Rescue workers and good Samaritans who found a Colorado mom after she had been trapped in her totaled car for at least six days said Tuesday that her survival was miraculous.
"I never expected to find what I found," said Andy Lombard, who spotted Kristin Hopkins' crumpled, overturned Chevrolet Malibu some 120 feet down an embankment and climbed down to help.
"I wish I could have found her sooner."
Hopkins, a 43-year-old single mother of four, went missing on April 27. On Sunday, Lombard and his wife Hope were driving on the highway, when he spotted something amiss and told her to pull over.
"I happened to look out the window at the right time at the right place and I saw a car upside down in the aspen trees," he said.
"It was a horrific crash scene," he said.
He clambered down, peered through the tinted windows of the wreck, saw what he assumed was a dead body and called police.
When Fairplay Police Chief David Gottschalk got to the road above the embankment and looked down, he saw the mangled red Malibu and debris scattered about.
He was certain the driver must be dead and was stunned when two firefighters who went down yelled up, "She's alive."
Even more shocking: a red and white umbrella propped up against the side of the car was not just a vestige of the crash but an SOS note a desperate Hopkins had scrawled with a marker.
"Thirsty + hungry," she had written.
"Six days no food or water."
"Please help. Can't get doors open."
"Need doctor. Hurt and bleeding."
That was no exaggeration. When first responders broke open the window, they found a severely injured woman slipping in and out of consciousness, her face horribly bruised.

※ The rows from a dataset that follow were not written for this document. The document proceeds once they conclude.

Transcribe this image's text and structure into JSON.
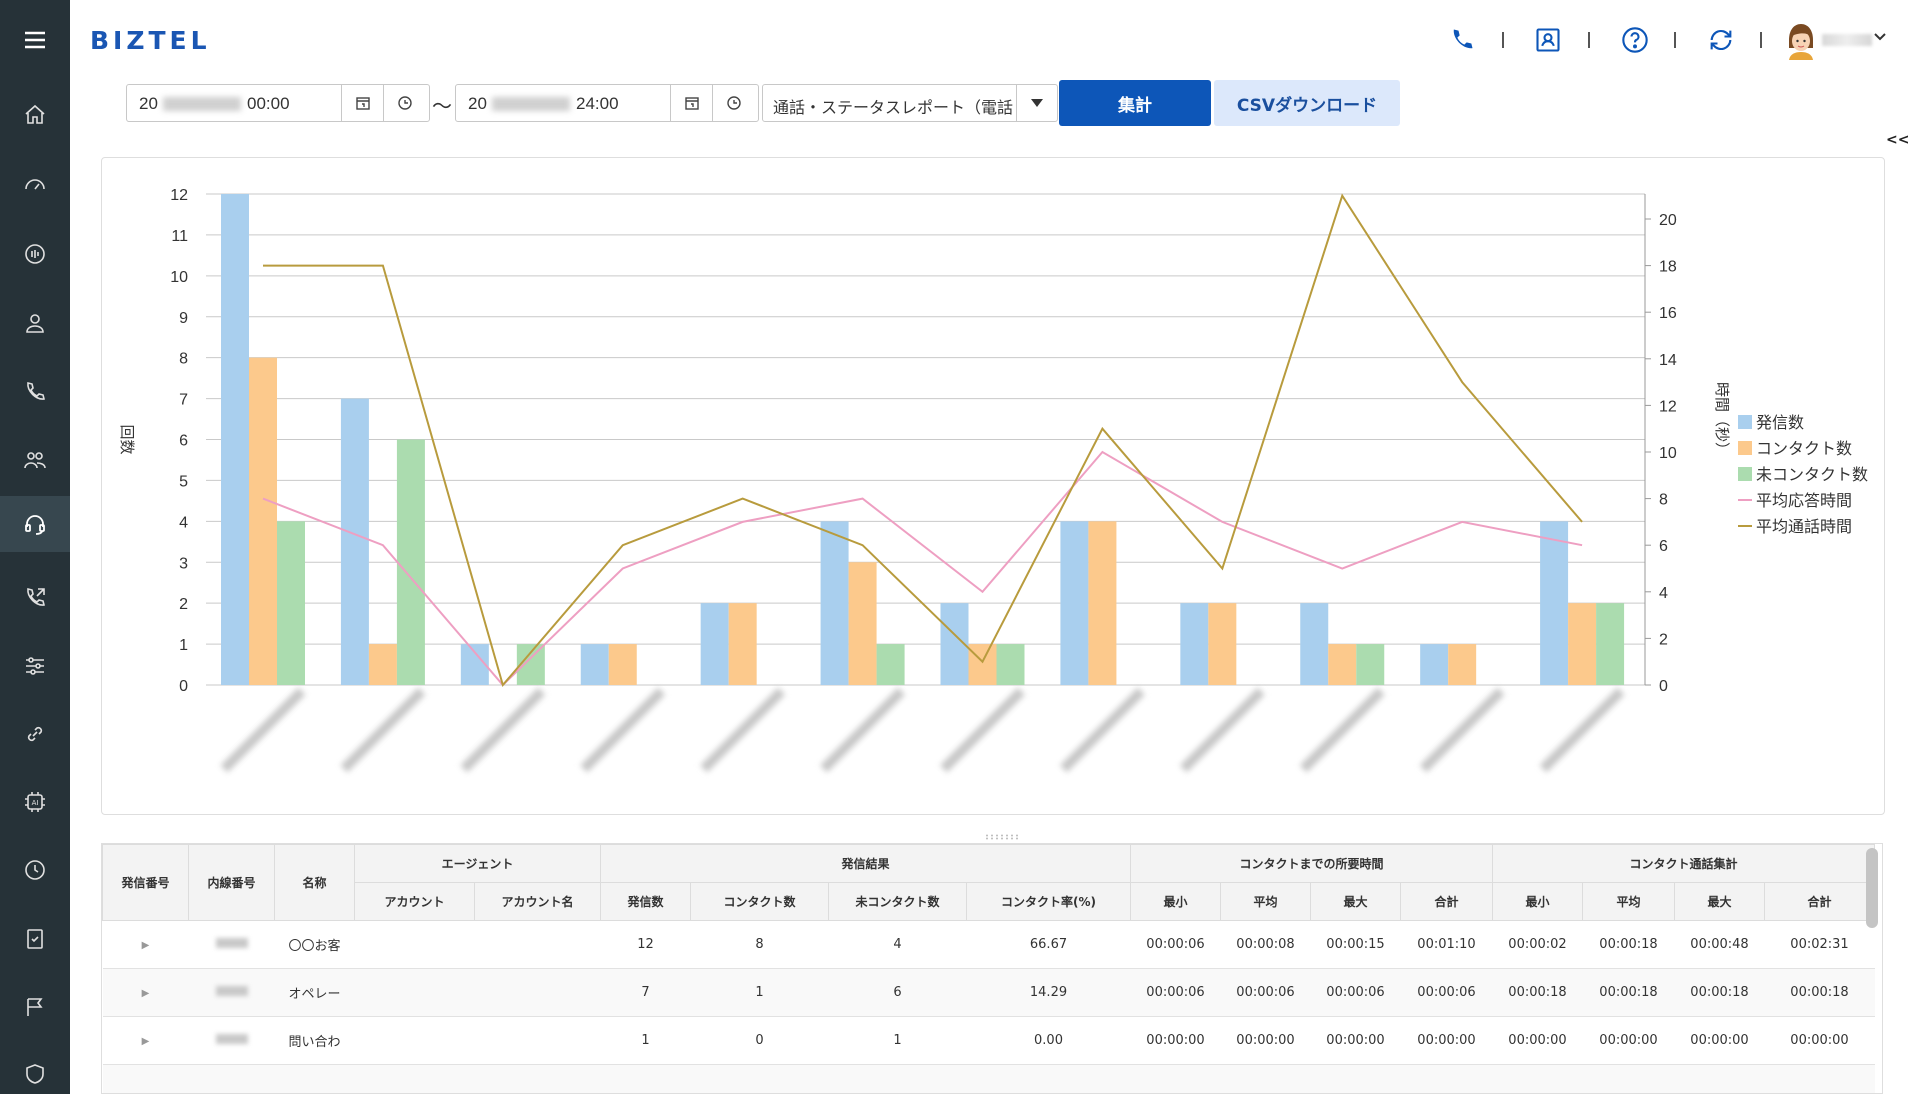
{
  "app": {
    "logo": "BIZTEL",
    "sidebar_icons": [
      "home-icon",
      "dashboard-icon",
      "monitor-icon",
      "user-icon",
      "phone-icon",
      "group-icon",
      "headset-icon",
      "callback-icon",
      "settings-sliders-icon",
      "link-icon",
      "ai-chip-icon",
      "history-icon",
      "checklist-icon",
      "flag-icon",
      "shield-icon"
    ],
    "active_sidebar_index": 6
  },
  "header": {
    "icons": [
      "phone-icon",
      "contact-card-icon",
      "help-icon",
      "sync-icon",
      "avatar"
    ]
  },
  "toolbar": {
    "start_prefix": "20",
    "start_time": "00:00",
    "end_prefix": "20",
    "end_time": "24:00",
    "tilde": "～",
    "report_select": "通話・ステータスレポート（電話",
    "aggregate_label": "集計",
    "csv_label": "CSVダウンロード",
    "collapse_label": "<<"
  },
  "chart_data": {
    "type": "bar",
    "ylabel": "回数",
    "y2label": "時間（秒）",
    "ylim": [
      0,
      12
    ],
    "y2lim": [
      0,
      21
    ],
    "yticks": [
      0,
      1,
      2,
      3,
      4,
      5,
      6,
      7,
      8,
      9,
      10,
      11,
      12
    ],
    "y2ticks": [
      0,
      2,
      4,
      6,
      8,
      10,
      12,
      14,
      16,
      18,
      20
    ],
    "categories_count": 12,
    "legend_position": "right",
    "series": [
      {
        "name": "発信数",
        "kind": "bar",
        "color": "#a9cfee",
        "values": [
          12,
          7,
          1,
          1,
          2,
          4,
          2,
          4,
          2,
          2,
          1,
          4
        ]
      },
      {
        "name": "コンタクト数",
        "kind": "bar",
        "color": "#fcc98c",
        "values": [
          8,
          1,
          0,
          1,
          2,
          3,
          1,
          4,
          2,
          1,
          1,
          2
        ]
      },
      {
        "name": "未コンタクト数",
        "kind": "bar",
        "color": "#abdcaf",
        "values": [
          4,
          6,
          1,
          0,
          0,
          1,
          1,
          0,
          0,
          1,
          0,
          2
        ]
      },
      {
        "name": "平均応答時間",
        "kind": "line",
        "axis": "y2",
        "color": "#ee9fc2",
        "values": [
          8,
          6,
          0,
          5,
          7,
          8,
          4,
          10,
          7,
          5,
          7,
          6
        ]
      },
      {
        "name": "平均通話時間",
        "kind": "line",
        "axis": "y2",
        "color": "#b89b3d",
        "values": [
          18,
          18,
          0,
          6,
          8,
          6,
          1,
          11,
          5,
          21,
          13,
          7
        ]
      }
    ]
  },
  "table": {
    "group_headers": {
      "agent": "エージェント",
      "outbound_result": "発信結果",
      "time_to_contact": "コンタクトまでの所要時間",
      "contact_call_total": "コンタクト通話集計"
    },
    "columns": {
      "caller_number": "発信番号",
      "extension": "内線番号",
      "name": "名称",
      "account": "アカウント",
      "account_name": "アカウント名",
      "calls": "発信数",
      "contacts": "コンタクト数",
      "non_contacts": "未コンタクト数",
      "contact_rate": "コンタクト率(%)",
      "min": "最小",
      "avg": "平均",
      "max": "最大",
      "total": "合計"
    },
    "rows": [
      {
        "name": "〇〇お客",
        "calls": "12",
        "contacts": "8",
        "non_contacts": "4",
        "rate": "66.67",
        "t_min": "00:00:06",
        "t_avg": "00:00:08",
        "t_max": "00:00:15",
        "t_total": "00:01:10",
        "c_min": "00:00:02",
        "c_avg": "00:00:18",
        "c_max": "00:00:48",
        "c_total": "00:02:31"
      },
      {
        "name": "オペレー",
        "calls": "7",
        "contacts": "1",
        "non_contacts": "6",
        "rate": "14.29",
        "t_min": "00:00:06",
        "t_avg": "00:00:06",
        "t_max": "00:00:06",
        "t_total": "00:00:06",
        "c_min": "00:00:18",
        "c_avg": "00:00:18",
        "c_max": "00:00:18",
        "c_total": "00:00:18"
      },
      {
        "name": "問い合わ",
        "calls": "1",
        "contacts": "0",
        "non_contacts": "1",
        "rate": "0.00",
        "t_min": "00:00:00",
        "t_avg": "00:00:00",
        "t_max": "00:00:00",
        "t_total": "00:00:00",
        "c_min": "00:00:00",
        "c_avg": "00:00:00",
        "c_max": "00:00:00",
        "c_total": "00:00:00"
      }
    ]
  }
}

"Like she had been in a 13-round fight with Mike Tyson," Gottschalk told NBC affiliate KUSA.
The Jaws of Life were used to pry Hopkins from the heap of twisted metal and she was flown to the hospital, where doctors found they would have to amputate both her feet.
"Kristin was seriously injured and with multiple internal and external injuries," her family said in a written statement.
"Doctors were not able to save her feet due to the severity of those injuries. Kristin is in critical but stable condition at this time and has a very long road ahead."
But she's alive — an outcome that the police chief could scarcely have imagined. Most people wouldn't have lived through the plunge, much less the frigid nights with no food or water, he said.
"Miracle," he said. "That's probably the best word I could use."
Lombard agreed, recalling how terrible he felt when he first got close to Hopkins' car and saw it was totaled.
"It was very devastating at first," he said, "but truly a miracle that she pulled through it."
He shrugged off praise for what he did, saying it was luck he happened to see the car in a grove of trees, barely visible from the highway.
The real hero of the ordeal, he said, is Hopkins herself.
"Truly she is a woman of endurance," he said. "I'm really proud of her for hanging on."